An article entitled “Computational Medicine: Translating Models to Clinical Care” was published on Oct. 31, 2012 in the very prestigious interdisciplinary journal, Science Translational Medicine. The report was written collaboratively by Johns Hopkins Institute of Computational Medicine director Raimond L. Winslow, along with three other Johns Hopkins professors affiliated with the Institute.

Lead author, Raimond L. Winslow commented, “We are poised at an exciting time in medicine. . . . The field of computational medicine has exploded.”

Launched in 2005 as a collaborative effort between the Whiting School of Engineering and School of Medicine, the institute uses powerful computers to analyze and mathematically model disease mechanisms. The results are used to help predict who is at risk of developing a disease and how to treat it more effectively.

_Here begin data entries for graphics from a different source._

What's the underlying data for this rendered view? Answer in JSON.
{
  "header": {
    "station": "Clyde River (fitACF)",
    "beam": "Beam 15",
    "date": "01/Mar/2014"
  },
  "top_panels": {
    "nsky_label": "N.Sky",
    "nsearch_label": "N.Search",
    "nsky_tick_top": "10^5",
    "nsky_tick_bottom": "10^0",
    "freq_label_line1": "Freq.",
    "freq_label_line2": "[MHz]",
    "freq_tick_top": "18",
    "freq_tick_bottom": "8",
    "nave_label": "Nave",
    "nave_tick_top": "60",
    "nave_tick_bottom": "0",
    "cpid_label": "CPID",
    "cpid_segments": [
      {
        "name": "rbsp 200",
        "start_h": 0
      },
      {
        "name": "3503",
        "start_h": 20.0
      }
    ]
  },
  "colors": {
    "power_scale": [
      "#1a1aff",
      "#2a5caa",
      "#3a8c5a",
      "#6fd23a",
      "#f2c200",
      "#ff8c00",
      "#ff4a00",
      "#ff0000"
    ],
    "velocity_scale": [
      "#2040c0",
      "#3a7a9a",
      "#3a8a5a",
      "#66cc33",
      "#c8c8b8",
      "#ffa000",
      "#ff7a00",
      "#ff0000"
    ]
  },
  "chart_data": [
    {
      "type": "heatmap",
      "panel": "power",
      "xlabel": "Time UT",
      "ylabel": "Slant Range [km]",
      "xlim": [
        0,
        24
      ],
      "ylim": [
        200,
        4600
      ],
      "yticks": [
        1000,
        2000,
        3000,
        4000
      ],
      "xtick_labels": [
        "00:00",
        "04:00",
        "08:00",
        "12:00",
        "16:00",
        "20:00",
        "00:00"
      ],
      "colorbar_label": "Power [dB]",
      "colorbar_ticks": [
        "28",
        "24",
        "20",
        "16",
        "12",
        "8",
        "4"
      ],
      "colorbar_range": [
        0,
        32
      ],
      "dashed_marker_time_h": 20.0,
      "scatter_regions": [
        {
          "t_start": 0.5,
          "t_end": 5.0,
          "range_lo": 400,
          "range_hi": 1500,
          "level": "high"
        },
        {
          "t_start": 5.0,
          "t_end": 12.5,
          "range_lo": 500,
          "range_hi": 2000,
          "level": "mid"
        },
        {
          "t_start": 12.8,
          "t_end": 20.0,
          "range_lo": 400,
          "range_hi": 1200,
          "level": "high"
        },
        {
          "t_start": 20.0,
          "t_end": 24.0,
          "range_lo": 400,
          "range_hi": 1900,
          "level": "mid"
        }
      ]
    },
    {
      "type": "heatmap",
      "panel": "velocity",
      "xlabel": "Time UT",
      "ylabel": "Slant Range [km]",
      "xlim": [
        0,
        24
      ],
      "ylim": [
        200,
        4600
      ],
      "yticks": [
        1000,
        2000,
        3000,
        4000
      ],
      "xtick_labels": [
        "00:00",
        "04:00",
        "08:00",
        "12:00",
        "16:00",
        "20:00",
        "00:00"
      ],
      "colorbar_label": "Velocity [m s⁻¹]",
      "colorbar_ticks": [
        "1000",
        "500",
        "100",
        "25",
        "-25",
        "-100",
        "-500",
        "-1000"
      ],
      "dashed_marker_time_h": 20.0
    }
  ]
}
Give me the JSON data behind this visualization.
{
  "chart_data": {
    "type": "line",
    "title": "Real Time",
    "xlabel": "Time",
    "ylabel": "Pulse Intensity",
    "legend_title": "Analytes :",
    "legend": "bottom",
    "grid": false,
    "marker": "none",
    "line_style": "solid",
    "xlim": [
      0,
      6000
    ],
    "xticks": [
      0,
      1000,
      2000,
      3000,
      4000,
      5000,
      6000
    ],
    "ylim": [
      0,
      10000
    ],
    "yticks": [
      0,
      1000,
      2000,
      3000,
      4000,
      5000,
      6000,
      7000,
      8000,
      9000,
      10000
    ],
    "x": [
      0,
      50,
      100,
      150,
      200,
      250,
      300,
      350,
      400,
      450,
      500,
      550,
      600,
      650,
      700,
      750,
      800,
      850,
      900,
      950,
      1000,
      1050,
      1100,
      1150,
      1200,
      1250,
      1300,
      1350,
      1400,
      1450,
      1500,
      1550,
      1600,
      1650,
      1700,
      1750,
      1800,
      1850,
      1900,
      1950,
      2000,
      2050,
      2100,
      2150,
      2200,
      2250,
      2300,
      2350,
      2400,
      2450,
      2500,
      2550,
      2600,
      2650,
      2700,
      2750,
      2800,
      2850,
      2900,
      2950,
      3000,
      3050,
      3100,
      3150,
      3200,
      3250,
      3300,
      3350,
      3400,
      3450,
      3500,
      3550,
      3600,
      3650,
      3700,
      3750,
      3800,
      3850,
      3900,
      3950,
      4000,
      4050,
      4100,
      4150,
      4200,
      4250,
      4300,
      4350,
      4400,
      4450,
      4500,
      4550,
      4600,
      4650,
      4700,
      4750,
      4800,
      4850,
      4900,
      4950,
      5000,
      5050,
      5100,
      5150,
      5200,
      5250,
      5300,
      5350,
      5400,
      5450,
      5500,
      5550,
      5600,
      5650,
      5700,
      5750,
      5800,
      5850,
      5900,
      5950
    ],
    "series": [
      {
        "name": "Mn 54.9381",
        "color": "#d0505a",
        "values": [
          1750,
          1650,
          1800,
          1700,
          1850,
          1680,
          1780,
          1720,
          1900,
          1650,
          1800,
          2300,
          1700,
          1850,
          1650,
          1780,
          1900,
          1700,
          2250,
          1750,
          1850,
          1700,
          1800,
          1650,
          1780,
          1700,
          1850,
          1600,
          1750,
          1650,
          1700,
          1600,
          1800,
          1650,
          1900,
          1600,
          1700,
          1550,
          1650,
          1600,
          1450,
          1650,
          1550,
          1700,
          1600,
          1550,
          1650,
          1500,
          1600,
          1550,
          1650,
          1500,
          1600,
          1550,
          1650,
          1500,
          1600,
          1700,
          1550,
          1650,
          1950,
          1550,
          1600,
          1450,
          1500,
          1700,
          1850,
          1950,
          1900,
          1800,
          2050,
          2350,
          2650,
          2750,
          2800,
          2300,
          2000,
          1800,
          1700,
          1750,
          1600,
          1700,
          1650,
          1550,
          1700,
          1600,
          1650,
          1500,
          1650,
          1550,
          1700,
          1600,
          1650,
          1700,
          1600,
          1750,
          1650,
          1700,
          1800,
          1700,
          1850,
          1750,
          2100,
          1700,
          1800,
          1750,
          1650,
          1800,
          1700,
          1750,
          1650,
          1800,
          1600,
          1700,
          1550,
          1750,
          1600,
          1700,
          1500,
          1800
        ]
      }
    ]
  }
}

From the review article, here are examples of how computational medicine is changing the detection and treatment of disease:

  • Advanced mathematical models are allowing researchers to better understand how networks of molecules are implicated in cancer and then use this knowledge to predict which patients are at risk of developing the disease.
  • A discipline called computational physiological medicine is using computer models to look at how biological systems change over time from a healthy to an unhealthy state. This approach is being used to help develop better treatments for cancer, diabetes and heart disease.
  • Computational anatomy uses medical images to detect changes, for example, in the shape of various structures in the brain. Researchers have found shape changes that appear to be associated with Alzheimer’s disease and neuropsychiatric disorders.
  • Computational models of electrical activity in the heart are on their way to being used to guide doctors in diagnosing and preventing sudden cardiac death.